Горящий берег (Пылающий берег) (Другой перевод) - Уилбур Смит 6 стр.


— Осторожней, его бедная рука! — Сантэн пыхтела под тяжестью, когда они поднимали Майкла и усаживали в коляску мотоцикла. — Не сделайте ему больно!

Майкл с блаженной улыбкой на бледном лице растянулся на мягком сиденье.

— Будьте покойны, мадемуазель, этот счастливчик сейчас вне власти боли.

Эндрю обошел машину, чтобы сесть за руль.

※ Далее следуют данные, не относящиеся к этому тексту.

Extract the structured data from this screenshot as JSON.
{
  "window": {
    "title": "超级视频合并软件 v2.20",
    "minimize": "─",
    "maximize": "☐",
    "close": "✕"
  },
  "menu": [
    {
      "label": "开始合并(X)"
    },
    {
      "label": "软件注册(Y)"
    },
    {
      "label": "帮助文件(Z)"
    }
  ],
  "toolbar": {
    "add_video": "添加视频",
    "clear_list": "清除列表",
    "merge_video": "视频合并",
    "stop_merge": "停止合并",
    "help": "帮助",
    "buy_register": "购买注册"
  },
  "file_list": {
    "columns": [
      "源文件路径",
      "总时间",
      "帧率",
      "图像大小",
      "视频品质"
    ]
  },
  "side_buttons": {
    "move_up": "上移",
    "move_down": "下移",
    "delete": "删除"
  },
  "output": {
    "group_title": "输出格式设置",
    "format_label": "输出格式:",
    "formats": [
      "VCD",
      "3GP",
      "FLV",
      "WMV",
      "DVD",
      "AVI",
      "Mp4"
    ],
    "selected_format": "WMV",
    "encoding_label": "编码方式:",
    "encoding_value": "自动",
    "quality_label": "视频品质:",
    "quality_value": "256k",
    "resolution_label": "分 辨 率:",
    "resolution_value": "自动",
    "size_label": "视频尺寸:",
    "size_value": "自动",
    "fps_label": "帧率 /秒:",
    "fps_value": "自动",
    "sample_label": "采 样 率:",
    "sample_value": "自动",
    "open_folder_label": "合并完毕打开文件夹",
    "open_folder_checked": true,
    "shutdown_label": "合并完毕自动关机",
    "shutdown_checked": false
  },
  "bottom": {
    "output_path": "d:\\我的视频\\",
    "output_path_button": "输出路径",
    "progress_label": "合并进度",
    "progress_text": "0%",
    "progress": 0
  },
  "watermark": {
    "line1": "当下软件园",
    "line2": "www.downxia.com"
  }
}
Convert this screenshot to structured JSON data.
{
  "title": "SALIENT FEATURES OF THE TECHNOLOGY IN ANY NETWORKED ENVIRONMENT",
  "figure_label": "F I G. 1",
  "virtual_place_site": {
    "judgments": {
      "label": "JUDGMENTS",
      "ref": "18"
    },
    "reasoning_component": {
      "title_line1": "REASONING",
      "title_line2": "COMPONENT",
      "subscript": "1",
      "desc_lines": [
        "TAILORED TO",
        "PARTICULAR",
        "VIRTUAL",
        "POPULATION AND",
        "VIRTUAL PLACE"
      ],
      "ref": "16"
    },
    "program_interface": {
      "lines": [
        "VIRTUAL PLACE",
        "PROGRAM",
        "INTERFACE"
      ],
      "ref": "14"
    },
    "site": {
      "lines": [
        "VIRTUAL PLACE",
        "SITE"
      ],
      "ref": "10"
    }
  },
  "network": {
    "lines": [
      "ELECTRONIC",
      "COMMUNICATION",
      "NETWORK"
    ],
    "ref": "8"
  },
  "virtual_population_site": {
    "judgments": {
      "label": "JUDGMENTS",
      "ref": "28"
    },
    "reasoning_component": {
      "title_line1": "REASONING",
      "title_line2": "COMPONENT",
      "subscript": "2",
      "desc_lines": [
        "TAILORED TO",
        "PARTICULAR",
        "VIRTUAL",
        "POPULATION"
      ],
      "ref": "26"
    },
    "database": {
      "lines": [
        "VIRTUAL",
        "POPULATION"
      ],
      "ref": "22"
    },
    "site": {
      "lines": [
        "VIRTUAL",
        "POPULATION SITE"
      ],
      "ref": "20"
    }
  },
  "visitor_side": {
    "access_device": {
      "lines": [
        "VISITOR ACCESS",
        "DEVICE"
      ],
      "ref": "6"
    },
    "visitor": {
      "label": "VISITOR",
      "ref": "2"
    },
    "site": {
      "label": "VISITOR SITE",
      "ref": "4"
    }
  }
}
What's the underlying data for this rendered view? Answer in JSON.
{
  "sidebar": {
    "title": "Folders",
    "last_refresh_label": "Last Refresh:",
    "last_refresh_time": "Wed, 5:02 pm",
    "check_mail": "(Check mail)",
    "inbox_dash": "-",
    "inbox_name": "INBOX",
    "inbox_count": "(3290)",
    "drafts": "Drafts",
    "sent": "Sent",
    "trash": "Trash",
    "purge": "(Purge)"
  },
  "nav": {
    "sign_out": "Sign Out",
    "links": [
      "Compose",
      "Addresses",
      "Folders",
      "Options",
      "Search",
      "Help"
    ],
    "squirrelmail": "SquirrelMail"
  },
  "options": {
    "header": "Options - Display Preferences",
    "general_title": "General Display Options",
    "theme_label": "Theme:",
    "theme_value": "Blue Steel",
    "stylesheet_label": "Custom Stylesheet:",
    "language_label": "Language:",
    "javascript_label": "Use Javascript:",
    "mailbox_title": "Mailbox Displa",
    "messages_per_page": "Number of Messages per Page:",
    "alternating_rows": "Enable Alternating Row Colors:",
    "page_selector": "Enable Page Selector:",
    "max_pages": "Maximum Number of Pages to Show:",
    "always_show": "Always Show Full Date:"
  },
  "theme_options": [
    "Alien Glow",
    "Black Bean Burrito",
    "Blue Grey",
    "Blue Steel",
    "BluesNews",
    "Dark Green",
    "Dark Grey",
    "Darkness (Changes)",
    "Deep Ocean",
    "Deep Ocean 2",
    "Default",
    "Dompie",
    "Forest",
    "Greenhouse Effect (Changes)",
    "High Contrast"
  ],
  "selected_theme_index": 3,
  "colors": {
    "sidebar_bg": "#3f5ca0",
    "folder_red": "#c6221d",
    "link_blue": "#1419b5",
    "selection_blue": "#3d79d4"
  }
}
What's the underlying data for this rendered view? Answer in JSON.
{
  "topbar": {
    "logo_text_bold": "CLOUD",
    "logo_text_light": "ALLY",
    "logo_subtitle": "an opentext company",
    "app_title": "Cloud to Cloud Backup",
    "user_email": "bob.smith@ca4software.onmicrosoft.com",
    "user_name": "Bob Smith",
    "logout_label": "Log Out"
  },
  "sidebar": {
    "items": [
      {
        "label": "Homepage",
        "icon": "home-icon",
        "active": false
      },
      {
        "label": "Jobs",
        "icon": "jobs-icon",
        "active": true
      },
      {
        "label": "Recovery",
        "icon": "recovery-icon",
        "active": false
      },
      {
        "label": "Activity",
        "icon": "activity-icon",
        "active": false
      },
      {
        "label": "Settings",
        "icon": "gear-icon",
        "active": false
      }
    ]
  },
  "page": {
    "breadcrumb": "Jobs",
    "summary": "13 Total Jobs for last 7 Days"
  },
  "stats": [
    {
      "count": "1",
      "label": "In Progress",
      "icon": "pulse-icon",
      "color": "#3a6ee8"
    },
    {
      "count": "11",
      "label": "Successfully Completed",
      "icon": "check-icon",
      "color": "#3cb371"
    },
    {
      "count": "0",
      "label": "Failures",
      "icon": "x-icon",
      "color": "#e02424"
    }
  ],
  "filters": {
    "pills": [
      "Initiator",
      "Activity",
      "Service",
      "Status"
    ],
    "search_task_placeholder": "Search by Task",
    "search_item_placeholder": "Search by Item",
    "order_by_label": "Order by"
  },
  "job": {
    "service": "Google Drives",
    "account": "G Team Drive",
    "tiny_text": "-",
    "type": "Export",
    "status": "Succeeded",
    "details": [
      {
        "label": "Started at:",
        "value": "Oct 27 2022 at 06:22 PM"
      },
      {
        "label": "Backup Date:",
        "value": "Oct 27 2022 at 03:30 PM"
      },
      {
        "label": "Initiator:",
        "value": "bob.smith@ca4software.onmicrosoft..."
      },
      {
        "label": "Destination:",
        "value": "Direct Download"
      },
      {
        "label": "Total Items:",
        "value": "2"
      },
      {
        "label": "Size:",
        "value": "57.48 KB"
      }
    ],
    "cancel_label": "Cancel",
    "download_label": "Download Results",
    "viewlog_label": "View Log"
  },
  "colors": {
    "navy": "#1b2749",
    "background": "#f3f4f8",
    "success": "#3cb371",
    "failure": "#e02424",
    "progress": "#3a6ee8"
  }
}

— Подождите меня! — воскликнул врач; они с графом выходили, поддерживая друг друга, и как-то боком спустились с лестницы.

— Садитесь, — пригласил Эндрю, и с третьей попытки «Ариэль» [22]выпустил облако синего дыма и взревел.

Врач устроился на заднее сиденье за Эндрю, а граф сунул в боковой карман лорда две бутылки кларета.

— От холода, — пояснил он.

— Вы достойнейший из людей! — воскликнул Эндрю и выжал сцепление; «Ариэль» с ревом проделал крутой разворот.

— Позаботьтесь о Майкле! — крикнула Сантэн.

— Моя капуста! — закричала Анна, видя, что Эндрю катит прямо через огород.

— Б bas les boches! — взревел граф и незаметно еще разок приложился к бутылке с кларетом, прежде чем Сантэн успела ее конфисковать и отобрать ключи от погреба.

* * *

В конце длинной подъездной дороги, ведущей к шато, Эндрю притормозил и на небольшой скорости присоединился к жалкой процессии, тянущейся со стороны гряды по грязной, в рытвинах главной дороге.

Мясницкие фургоны, как повсеместно называли машины медицинской службы, были тяжело нагружены жертвами возобновившегося немецкого обстрела. Они проезжали по грязным лужам, и носилки внутри покачивались и подпрыгивали на каждом камне.

Кровь раненых на верхних ярусах пропитывала повязки и капала на лежащих внизу.

По обочинам шли небольшие группы ходячих раненых; с впопыхах наложенными повязками, с бледными от страданий лицами они цеплялись друг за друга в поисках поддержки.

Начиная быстро трезветь, врач слез с заднего сиденья мотоцикла и выбрал самых тяжелых из ходячих. Одного пристроили на заднее сиденье, одного верхом на бак с горючим перед Эндрю, а третьего в коляску с Майклом. Врач бежал перед перегруженным «Ариэлем», проводя мотоцикл через ямы с грязью. Когда добрались до полевого госпиталя в домах на краю деревни Морт-Омм, он был совершенно трезв. Он помог слезть раненым и повернулся к Эндрю.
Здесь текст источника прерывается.